Demande n° 11 : que le public et les médias ne soient pas autorisés à prendre de photographies, à effectuer des enregistrements vidéo ou à faire de croquis des témoins désignés par pseudonyme quand ces derniers se trouvent dans l'enceinte du Tribunal international;

4. En outre, s'agissant du témoin "B", l'Accusation requiert les mesures de protection suivantes :

[L]e témoin "B" fera sa déposition dans la salle réservée à l'audition à distance des témoins, et son témoignage sera diffusé dans le prétoire par un circuit de télévision fermé unidirectionnel. Le témoin "B" apparaîtra sur les écrans de la Chambre de première instance, sur ceux de la Défense et de l'Accusation, mais pas sur les écrans des accusés, qui, eux, verront s'afficher une image déformée

...

RP D 2853 paragraphe 6

5. Les mesures de protection demandées par l'Accusation peuvent se ventiler en trois groupes.
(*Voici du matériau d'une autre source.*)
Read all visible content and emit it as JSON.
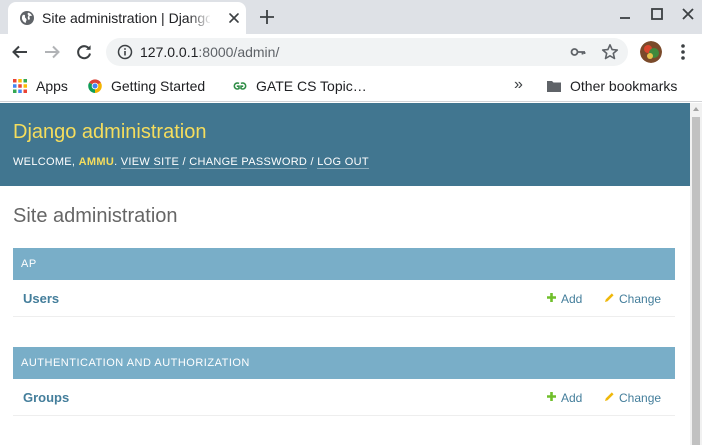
{
  "tab": {
    "title": "Site administration | Django site admin"
  },
  "toolbar": {
    "url_host": "127.0.0.1",
    "url_rest": ":8000/admin/"
  },
  "bookmarks": {
    "items": [
      {
        "label": "Apps",
        "icon": "apps-grid-icon"
      },
      {
        "label": "Getting Started",
        "icon": "chrome-icon"
      },
      {
        "label": "GATE CS Topic…",
        "icon": "geeksforgeeks-icon"
      }
    ],
    "overflow": "»",
    "other": {
      "label": "Other bookmarks",
      "icon": "folder-icon"
    }
  },
  "header": {
    "branding": "Django administration",
    "welcome": "WELCOME,",
    "user": "AMMU",
    "user_suffix": ".",
    "view_site": "VIEW SITE",
    "change_password": "CHANGE PASSWORD",
    "logout": "LOG OUT",
    "separator": "/"
  },
  "content": {
    "title": "Site administration"
  },
  "modules": [
    {
      "caption": "AP",
      "rows": [
        {
          "name": "Users",
          "add": "Add",
          "change": "Change"
        }
      ]
    },
    {
      "caption": "AUTHENTICATION AND AUTHORIZATION",
      "rows": [
        {
          "name": "Groups",
          "add": "Add",
          "change": "Change"
        }
      ]
    }
  ],
  "colors": {
    "header_bg": "#417690",
    "branding": "#f5dd5d",
    "caption_bg": "#79aec8",
    "link": "#447e9b",
    "add_icon": "#70bf2b",
    "change_icon": "#efb80b"
  }
}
Le premier groupe de mesures, qui concernent les 12 témoins, porte sur la confidentialité ou la protection à assurer à l'égard du public et des médias. Le second groupe de mesures, qui concernent uniquement le témoin "B", porte sur une forme d'anonymat partiel recherché par rapport aux accusés. Le troisième groupe qui, lui aussi, concerne uniquement le témoin "B", vise à protéger le témoin de l'éventualité de la réactivation du traumatisme.

i. Confidentialité

6. Dans ses mémoires et réquisitions, l'Accusation a motivé les requêtes visant à la confidentialité pour chacun des témoins.

7. Dans le cas du témoin "B", qui aurait été détenu au camp de Celebici, le motif invoqué est que sa famille vit toujours dans la municipalité de Konjic. Le témoin "B" craint que sa famille soit victime de représailles s 'il était de notoriété publique qu'il a témoigné à ce procès.

8. Pour ce qui est du témoin "C", l'Accusation fait valoir que ce témoin, lors de sa détention au camp de Celebici, a été victime de sévices sexuels, qu'il éprouve de grandes difficultés et beaucoup de gêne à l'idée d'en parler en public, et qu'il souhaite également éviter qu'une autre personne, elle-même victime de sévices sexuels, soit exposée au public.

9 A propos du témoin "D", l'Accusation déclare que, même si ce témoin n'a pas été détenu à Celebici, il a une connaissance très précise de ce qui s'est passé au camp. Le témoin a exprimé la crainte de se trouver en danger dans la communauté bosniaque de réfugiés dont il fait partie dans le pays d'accueil s'il était de notoriété publique qu'il a témoigné à ce procès.

10. L'Accusation déclare que le témoin "E", qui, lui aussi, aurait été détenu au camp de Celebici, a un statut de réfugié dans un pays d'accueil où des actes violents ont été commis à l'encontre de ressortissants de son groupe ethnique. L'Accusation affirme que le témoin courra des risques pour sa sécurité au sein de cette communauté s'il devient de notoriété publique qu'il a témoigné au procès.

11. S'agissant du témoin "F", l'Accusation déclare qu'il vit dans une communauté où les ressortissants de son groupe ethnique constituent une minorité, qu'il existe des tensions entre les différents groupes ethniques de cette communauté et que la sécurité du témoin "F" serait compromise s'il était de notoriété publique qu'il a témoigné au procès.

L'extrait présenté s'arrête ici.